LES MESURES DE LUTTE CONTRE LA

PAUVRETE ET ALTERNATIVES

CHAPITRE IV :

LES MESURES

TRADITIONNELLES

En ces derniers temps, à travers toutes les grandes institutions du monde, on ne cesse de parler de la lutte contre la pauvreté et beaucoup de ressources (économiques et humaines) se convergent en vue de trouver la solution adéquate. Mais, jusqu'ici, où en sommes-nous ? A qui bénéficie véritablement cette lutte, dite contre la pauvreté ? Autrement dit, comment y arriver ?

Plusieurs voies s'offrent.

Si l'on veut considérer la logique des néo-libéraux, c'est de laisser « le libre jeu des forces du marché », et à long terme, tout finirait par rentrer dans l'ordre. Cependant, selon une remarque assez surprenante faite par l'un des experts du PNUD, Hugo FernandezFaingold :« Si la région parvenait à croître à un taux de 6 %, sans modifier les patrons actuels de distribution, il faudrait compter plus de trois décennies avant que sa population puisse sortir de la pauvreté. »103. Donc voir cette lutte d'une manière traditionnelle, comme on le fait depuis des années, ne va pas résoudre le problème.

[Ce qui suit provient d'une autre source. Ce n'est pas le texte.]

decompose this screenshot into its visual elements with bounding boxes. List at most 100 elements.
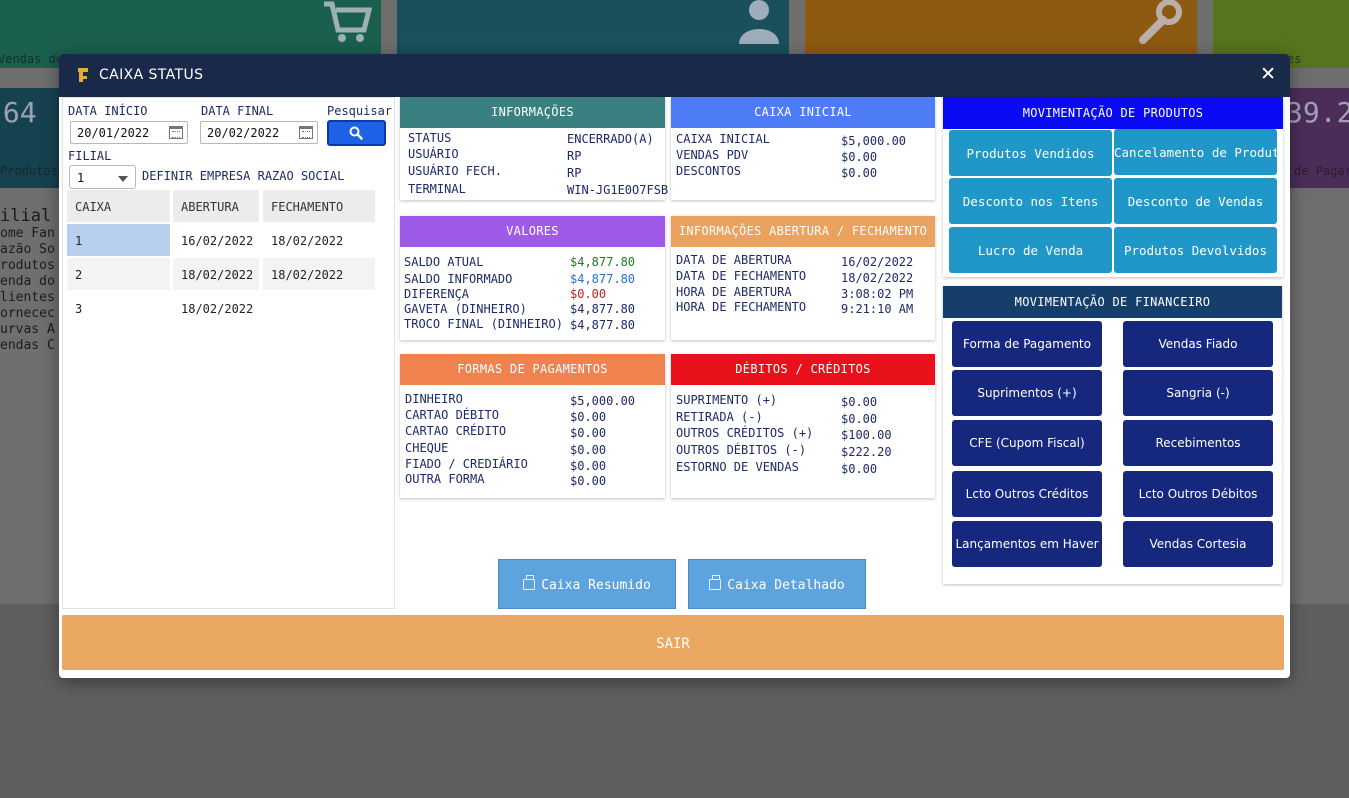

Il est nécessaire de changer les canaux de distribution tout en incluant les pauvres eux-mêmes. On doit les demander leur point de vue, notamment en ce qui concerne leur aspiration. On doit faire en sorte que les pauvres soient réinsérés dans les rapports sociaux leur ouvrant l'accès aux ressources, biens et services disponibles. Nous pensons que la lutte contre la pauvreté ne doit pas être réduite à une manière spécifique d'intervenir en faveur des pauvres, mais elle doit être une façon de concevoir des modèles inclusifs de développement. Il est clair que la pauvreté représente, aujourd'hui un grand danger. Et c'est ce que fait remarquer le directeur général de l'UNESCO, « la pauvreté est un facteur d'instabilité. Aujourd'hui, la pauvreté constitue la facette la plus alarmante de l'insécurité à l'échelle internationale... La croissance dans l'inégalité tend à l'aggraver. Inégalité non seulement à l'échelle internationale mais surtout à l'échelle nationale. Très

103 Fritz Deshommes, p. 224

souvent, les références aux inégalités, aux asymétries, aux bipolarités internationales occultent- parfois malicieusement- les inégalités énormes, Intolérables, qui existent à l'intérieur des différents pays »104 . Plus que jamais, on doit chercher des voies à en sortir. Voyons les solutions qui ont été déjà proposées.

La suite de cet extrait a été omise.